Objective: To study the effect of signal-selective parathyroid hormone (PTH) analogue peptide on Wnt signaling factors in osteoblasts isolated from neonatal mouse, and provide theoretical basis for the mechanism of PTH's function in bone metabolism.
Methods: Osteoblasts were isolated from calvaria of 2-3-day-old C57BL neonatal mouse and identified by alkaline phosphatase (ALP) staining, and Alizarin red staining. The cells at passage 1 were divided into 4 groups: control group, PTH (1-34) group, G1R19 (1-34) group, and G1R19 (1-28) group. Then the medium was changed to a-MEM supplemented with 1% FBS. After 12 hours, trifluoroacetic acid or three peptides [(10 nmol/L PTH (1-34), 10 nmol/L G1R19 (1-34), and 100 nmol/L G1R19 (1-28)] were added into the culture medium. After 4 hours, the cells were washed gently with cold PBS 3 times before total RNA was isolated. The expressions of Wnt related genes were measured by quantitative real-time PCR.

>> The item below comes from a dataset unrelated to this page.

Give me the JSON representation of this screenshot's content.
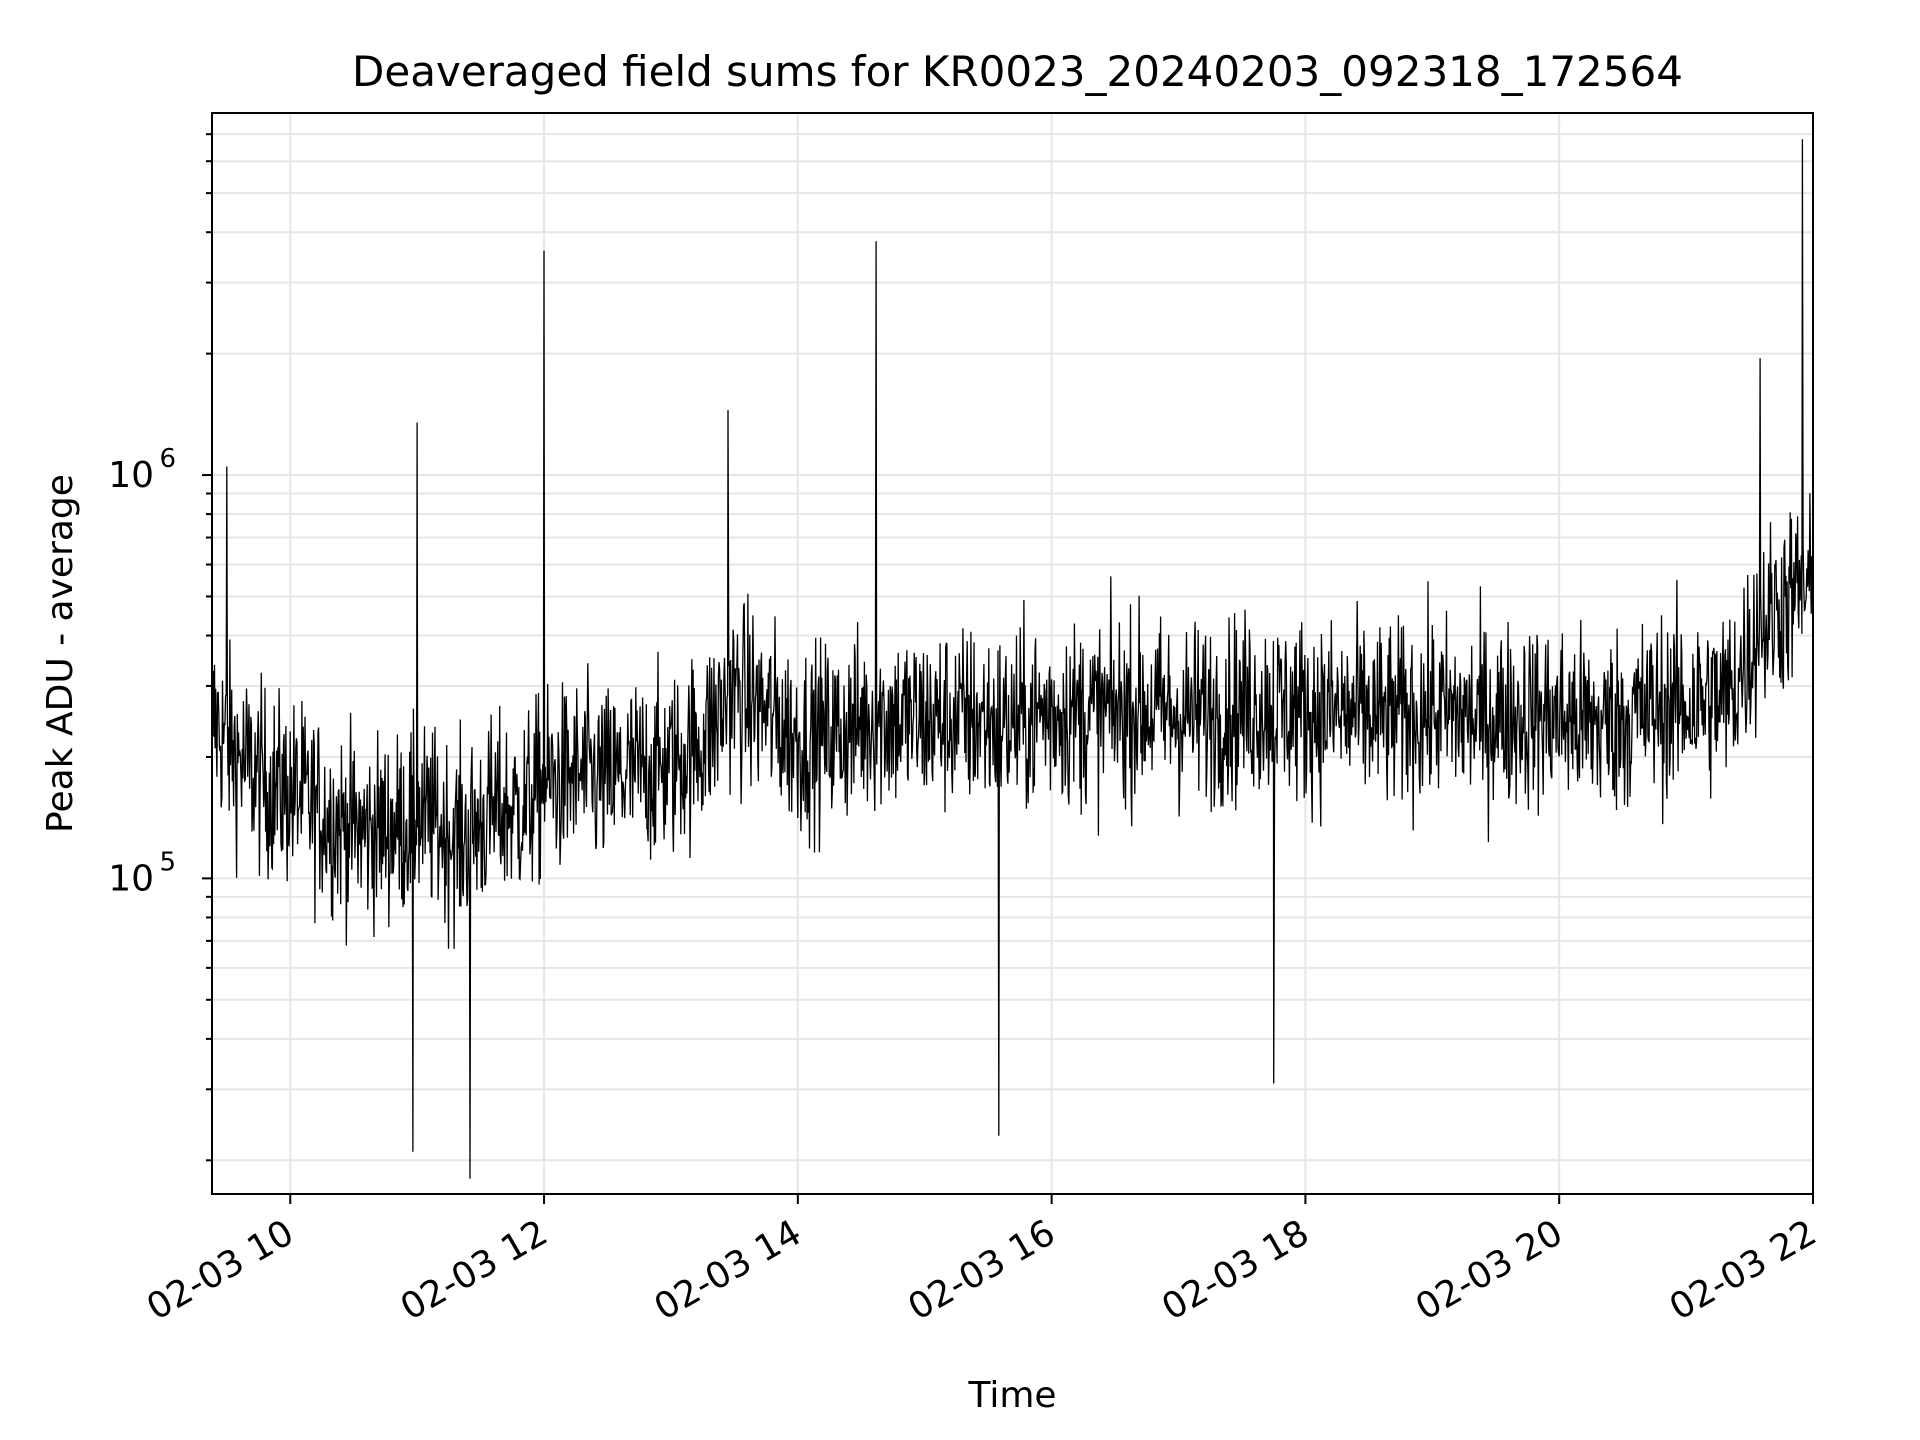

Results: Most of the cells were polygonal and triangular; the cells were positive for ALP staining with blue cytoplasm at 14 days and the Alizarin red staining showed the formation of red mineralized nodules in the special mineralization induction medium at 28 days. The expressions of osteocalcin mRNA and Wnt5b mRNA in PTH (1-34) group, G1R19 (1-34) group, and G1R19 (1-28) group were significantly higher than those in control group (P < 0.05); the expression of Wnt2 mRNA was significantly lower than that in control group (P < 0.05); the expression of beta-catenin mRNA in PTH (1-34) group was significantly higher than that in control group (P < 0.05); the expression of Wnt7b mRNA in PTH (1-34) group and G1R19 (1-34) group was higher than that in control group, and the G1R19 (1-34) group was higher than PTH (1-34) group and G1R19 (1-28) group (P < 0.05).
Conclusion: In the Wnt-related factors, PTH (1-34) and G1R19 (1-34) affect mainly canonical Wnt signal factors, but the G1R19 (1-28) chiefly acts on non-canonical Wnt signal factors.